We will use the example data from the help page found by running ?wilcox.test. These are measurements of a continuous depression scale on 9 patients taken at the first (x) and second (y) visits after inititiation of a certain therapy. We want to test the null hypothesis that there is no difference in depression scale values between these two times.

x <- c(1.83,  0.50,  1.62,  2.48, 1.68, 1.88, 1.55, 3.06, 1.30)
y <- c(0.878, 0.647, 0.598, 2.05, 1.06, 1.29, 1.06, 3.14, 1.29)

The Wilcoxon signed-rank test is a non-parametric test for the association between paired continuous data. Note that this is the same function we used for the Wilcoxon rank-sum test previously, with non-paired data, only now we add the paired = TRUE argument.

wilcox.test(x, y, paired = TRUE)

    Wilcoxon signed rank exact test

data:  x and y
V = 40, p-value = 0.03906
alternative hypothesis: true location shift is not equal to 0

We reject the null hypothesis at the 0.05 level.

For demonstration purposes we also try the paired t-test, which requires data to be normally distributed, to test the null hypothesis that there is no difference in depression scale values between these two times.

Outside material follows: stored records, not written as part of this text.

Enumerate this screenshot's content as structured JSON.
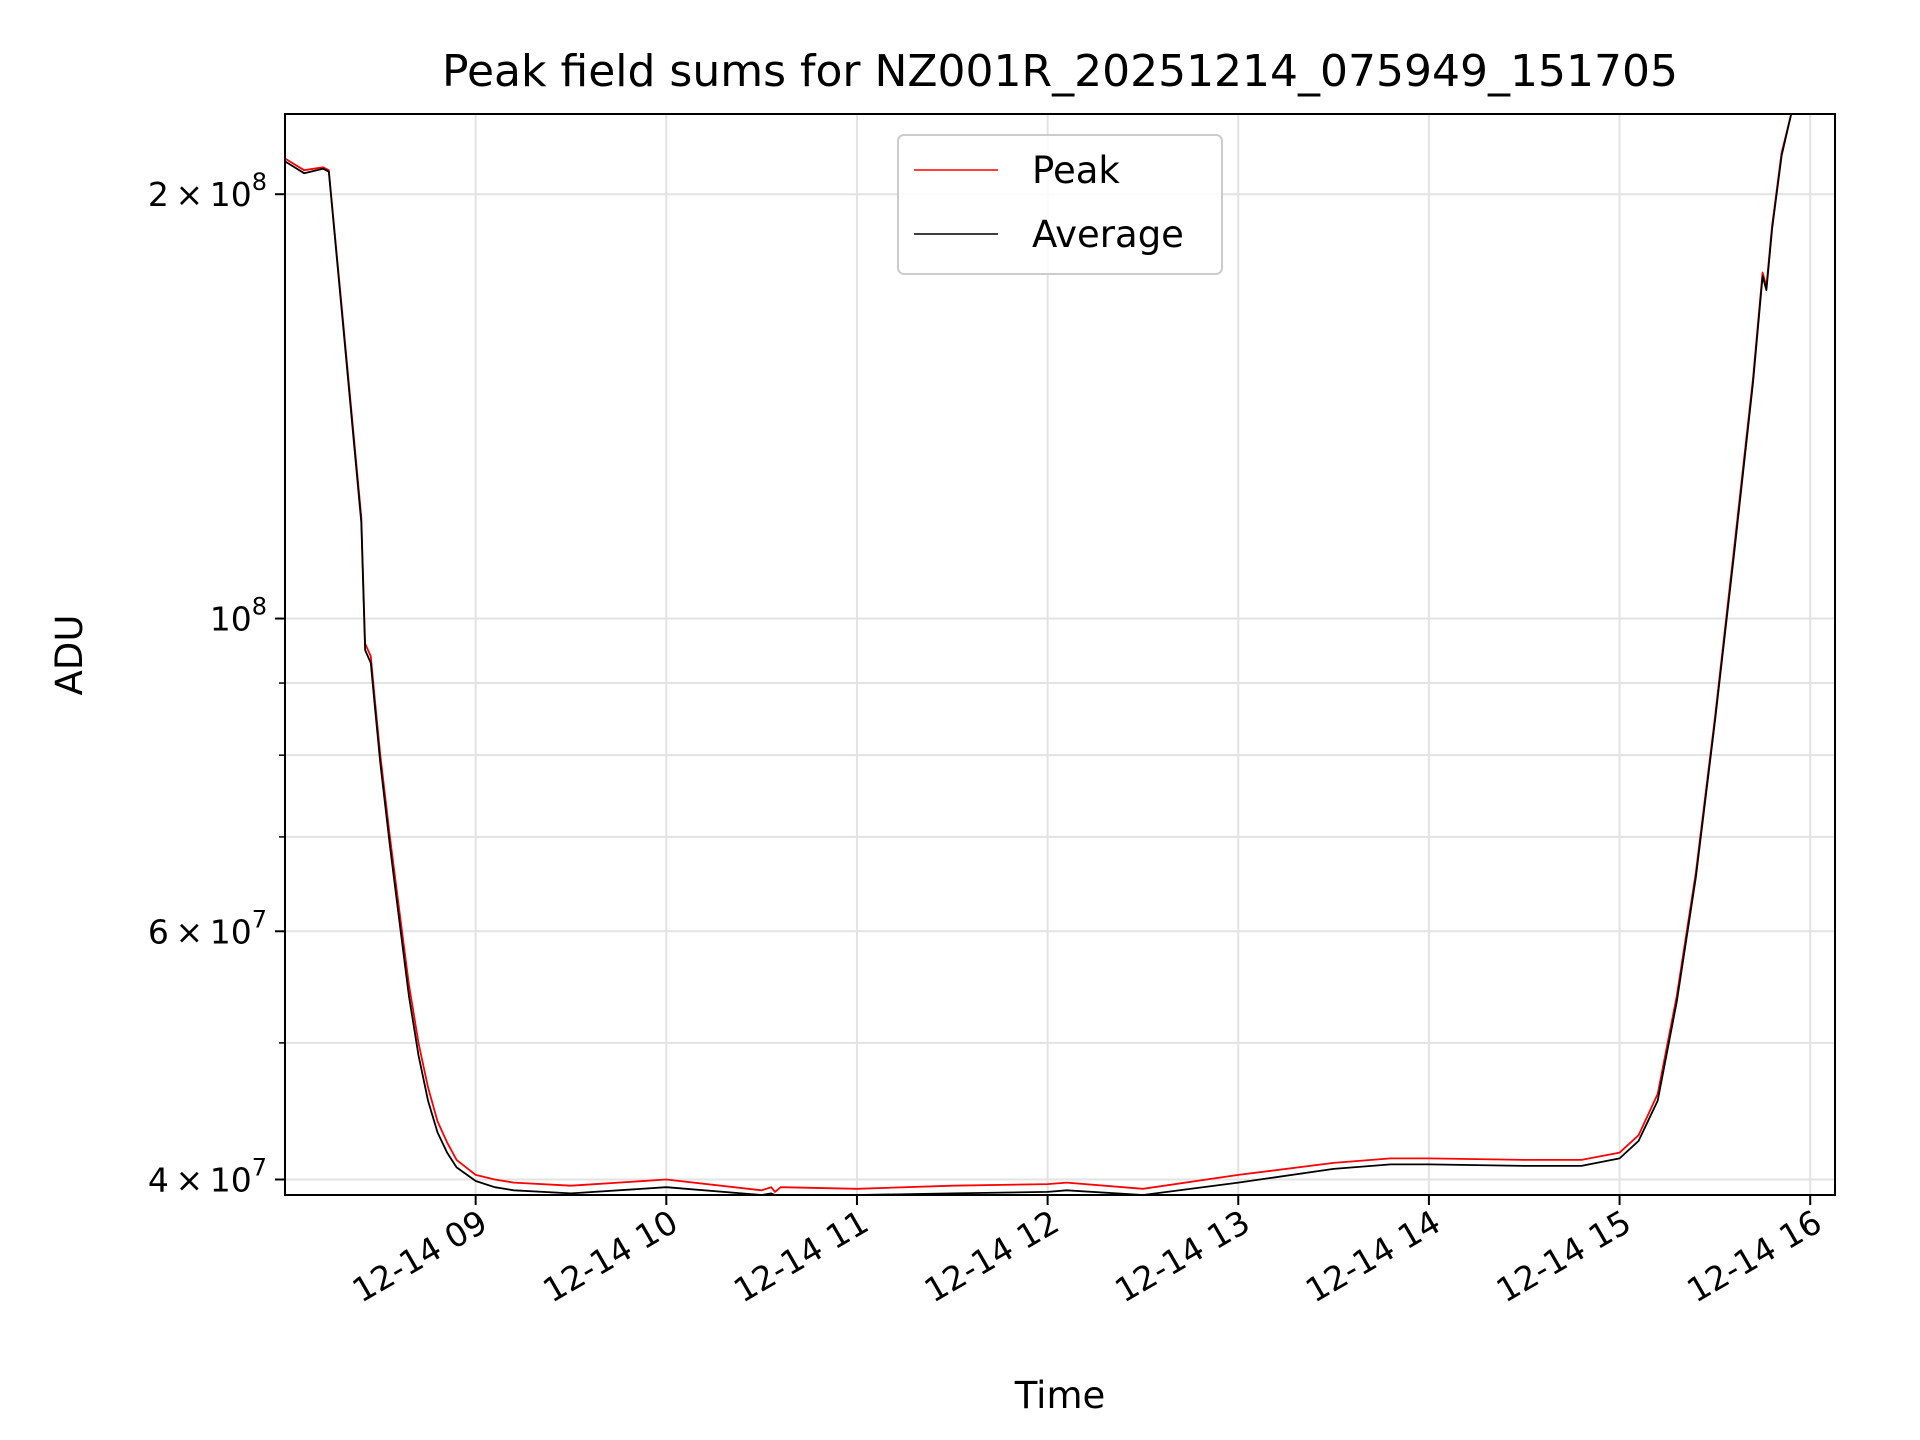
{
  "chart_data": {
    "type": "line",
    "title": "Peak field sums for NZ001R_20251214_075949_151705",
    "xlabel": "Time",
    "ylabel": "ADU",
    "x_unit": "hours (local time of day, 2025-12-14)",
    "xlim": [
      8.0,
      16.13
    ],
    "ylim": [
      39000000,
      228000000
    ],
    "y_scale": "log",
    "grid": true,
    "legend_position": "top-center",
    "x_ticks": [
      {
        "value": 9,
        "label": "12-14 09"
      },
      {
        "value": 10,
        "label": "12-14 10"
      },
      {
        "value": 11,
        "label": "12-14 11"
      },
      {
        "value": 12,
        "label": "12-14 12"
      },
      {
        "value": 13,
        "label": "12-14 13"
      },
      {
        "value": 14,
        "label": "12-14 14"
      },
      {
        "value": 15,
        "label": "12-14 15"
      },
      {
        "value": 16,
        "label": "12-14 16"
      }
    ],
    "y_major_ticks": [
      {
        "value": 40000000,
        "mantissa": "4",
        "exponent": "7"
      },
      {
        "value": 60000000,
        "mantissa": "6",
        "exponent": "7"
      },
      {
        "value": 100000000,
        "mantissa": "",
        "exponent": "8"
      },
      {
        "value": 200000000,
        "mantissa": "2",
        "exponent": "8"
      }
    ],
    "y_minor_ticks": [
      50000000,
      70000000,
      80000000,
      90000000
    ],
    "series": [
      {
        "name": "Peak",
        "color": "#ff0000",
        "x": [
          8.0,
          8.1,
          8.2,
          8.23,
          8.3,
          8.4,
          8.42,
          8.45,
          8.47,
          8.5,
          8.55,
          8.6,
          8.65,
          8.7,
          8.75,
          8.8,
          8.85,
          8.9,
          9.0,
          9.1,
          9.2,
          9.5,
          10.0,
          10.5,
          10.55,
          10.57,
          10.6,
          11.0,
          11.5,
          12.0,
          12.1,
          12.5,
          13.0,
          13.5,
          13.8,
          14.0,
          14.5,
          14.8,
          15.0,
          15.1,
          15.2,
          15.3,
          15.4,
          15.5,
          15.6,
          15.7,
          15.75,
          15.77,
          15.8,
          15.85,
          15.9,
          15.95,
          16.13
        ],
        "values": [
          212000000,
          208000000,
          209000000,
          208000000,
          165000000,
          118000000,
          96000000,
          94000000,
          88000000,
          80000000,
          70000000,
          62000000,
          55000000,
          50000000,
          46500000,
          44000000,
          42500000,
          41300000,
          40300000,
          40000000,
          39800000,
          39600000,
          40000000,
          39300000,
          39500000,
          39200000,
          39500000,
          39400000,
          39600000,
          39700000,
          39800000,
          39400000,
          40300000,
          41100000,
          41400000,
          41400000,
          41300000,
          41300000,
          41800000,
          43000000,
          46000000,
          54000000,
          66000000,
          85000000,
          112000000,
          148000000,
          176000000,
          172000000,
          190000000,
          214000000,
          228000000,
          228000000,
          228000000
        ]
      },
      {
        "name": "Average",
        "color": "#000000",
        "x": [
          8.0,
          8.1,
          8.2,
          8.23,
          8.3,
          8.4,
          8.42,
          8.45,
          8.47,
          8.5,
          8.55,
          8.6,
          8.65,
          8.7,
          8.75,
          8.8,
          8.85,
          8.9,
          9.0,
          9.1,
          9.2,
          9.5,
          10.0,
          10.5,
          10.55,
          10.57,
          10.6,
          11.0,
          11.5,
          12.0,
          12.1,
          12.5,
          13.0,
          13.5,
          13.8,
          14.0,
          14.5,
          14.8,
          15.0,
          15.1,
          15.2,
          15.3,
          15.4,
          15.5,
          15.6,
          15.7,
          15.75,
          15.77,
          15.8,
          15.85,
          15.9,
          15.95,
          16.13
        ],
        "values": [
          211000000,
          207000000,
          208500000,
          207500000,
          164000000,
          117000000,
          95000000,
          93000000,
          87000000,
          79000000,
          69000000,
          61000000,
          54000000,
          49000000,
          45500000,
          43200000,
          41800000,
          40800000,
          39900000,
          39500000,
          39300000,
          39100000,
          39500000,
          38900000,
          39100000,
          38800000,
          39000000,
          38900000,
          39100000,
          39200000,
          39300000,
          38900000,
          39800000,
          40700000,
          41000000,
          41000000,
          40900000,
          40900000,
          41400000,
          42600000,
          45500000,
          53500000,
          65500000,
          84500000,
          111000000,
          147000000,
          175000000,
          171000000,
          189000000,
          213000000,
          228000000,
          228000000,
          228000000
        ]
      }
    ]
  }
}
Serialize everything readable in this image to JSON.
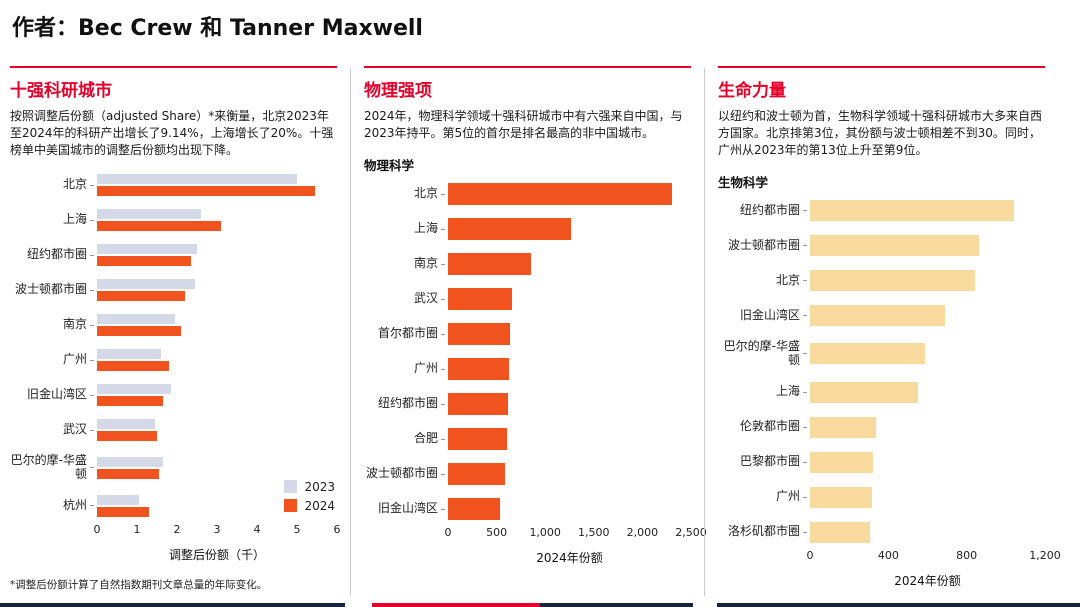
{
  "header": {
    "title": "作者：Bec Crew 和 Tanner Maxwell"
  },
  "colors": {
    "accent_red": "#e4002b",
    "bar_2023": "#d5d8e6",
    "bar_2024": "#f0531d",
    "bar_bio": "#f8d99e",
    "footer_navy": "#16243d"
  },
  "sections": [
    {
      "title": "十强科研城市",
      "body": "按照调整后份额（adjusted Share）*来衡量，北京2023年至2024年的科研产出增长了9.14%，上海增长了20%。十强榜单中美国城市的调整后份额均出现下降。",
      "footnote": "*调整后份额计算了自然指数期刊文章总量的年际变化。"
    },
    {
      "title": "物理强项",
      "body": "2024年，物理科学领域十强科研城市中有六强来自中国，与2023年持平。第5位的首尔是排名最高的非中国城市。",
      "chart_subtitle": "物理科学"
    },
    {
      "title": "生命力量",
      "body": "以纽约和波士顿为首，生物科学领域十强科研城市大多来自西方国家。北京排第3位，其份额与波士顿相差不到30。同时，广州从2023年的第13位上升至第9位。",
      "chart_subtitle": "生物科学"
    }
  ],
  "chart_data": [
    {
      "type": "bar",
      "orientation": "horizontal",
      "title": "十强科研城市",
      "categories": [
        "北京",
        "上海",
        "纽约都市圈",
        "波士顿都市圈",
        "南京",
        "广州",
        "旧金山湾区",
        "武汉",
        "巴尔的摩-华盛顿",
        "杭州"
      ],
      "series": [
        {
          "name": "2023",
          "color": "#d5d8e6",
          "values": [
            5.0,
            2.6,
            2.5,
            2.45,
            1.95,
            1.6,
            1.85,
            1.45,
            1.65,
            1.05
          ]
        },
        {
          "name": "2024",
          "color": "#f0531d",
          "values": [
            5.45,
            3.1,
            2.35,
            2.2,
            2.1,
            1.8,
            1.65,
            1.5,
            1.55,
            1.3
          ]
        }
      ],
      "xlabel": "调整后份额（千）",
      "xlim": [
        0,
        6
      ],
      "ticks": [
        0,
        1,
        2,
        3,
        4,
        5,
        6
      ],
      "legend_position": "bottom-right",
      "grid": false
    },
    {
      "type": "bar",
      "orientation": "horizontal",
      "title": "物理强项",
      "subtitle": "物理科学",
      "categories": [
        "北京",
        "上海",
        "南京",
        "武汉",
        "首尔都市圈",
        "广州",
        "纽约都市圈",
        "合肥",
        "波士顿都市圈",
        "旧金山湾区"
      ],
      "series": [
        {
          "name": "2024",
          "color": "#f0531d",
          "values": [
            2300,
            1270,
            850,
            660,
            640,
            625,
            615,
            605,
            590,
            540
          ]
        }
      ],
      "xlabel": "2024年份额",
      "xlim": [
        0,
        2500
      ],
      "ticks": [
        0,
        500,
        1000,
        1500,
        2000,
        2500
      ],
      "grid": false
    },
    {
      "type": "bar",
      "orientation": "horizontal",
      "title": "生命力量",
      "subtitle": "生物科学",
      "categories": [
        "纽约都市圈",
        "波士顿都市圈",
        "北京",
        "旧金山湾区",
        "巴尔的摩-华盛顿",
        "上海",
        "伦敦都市圈",
        "巴黎都市圈",
        "广州",
        "洛杉矶都市圈"
      ],
      "series": [
        {
          "name": "2024",
          "color": "#f8d99e",
          "values": [
            1040,
            865,
            840,
            690,
            585,
            550,
            335,
            322,
            318,
            305
          ]
        }
      ],
      "xlabel": "2024年份额",
      "xlim": [
        0,
        1200
      ],
      "ticks": [
        0,
        400,
        800,
        1200
      ],
      "grid": false
    }
  ]
}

Again, note that this is the same function we used for the standard t-test previously, only now we have added the paired = TRUE argument.

t.test(x, y, paired = TRUE)

    Paired t-test

data:  x and y
t = 3.0354, df = 8, p-value = 0.01618
alternative hypothesis: true mean difference is not equal to 0
95 percent confidence interval:
 0.1037787 0.7599991
sample estimates:
mean difference 
      0.4318889 

And again we reject the null hypothesis at the 0.05 level.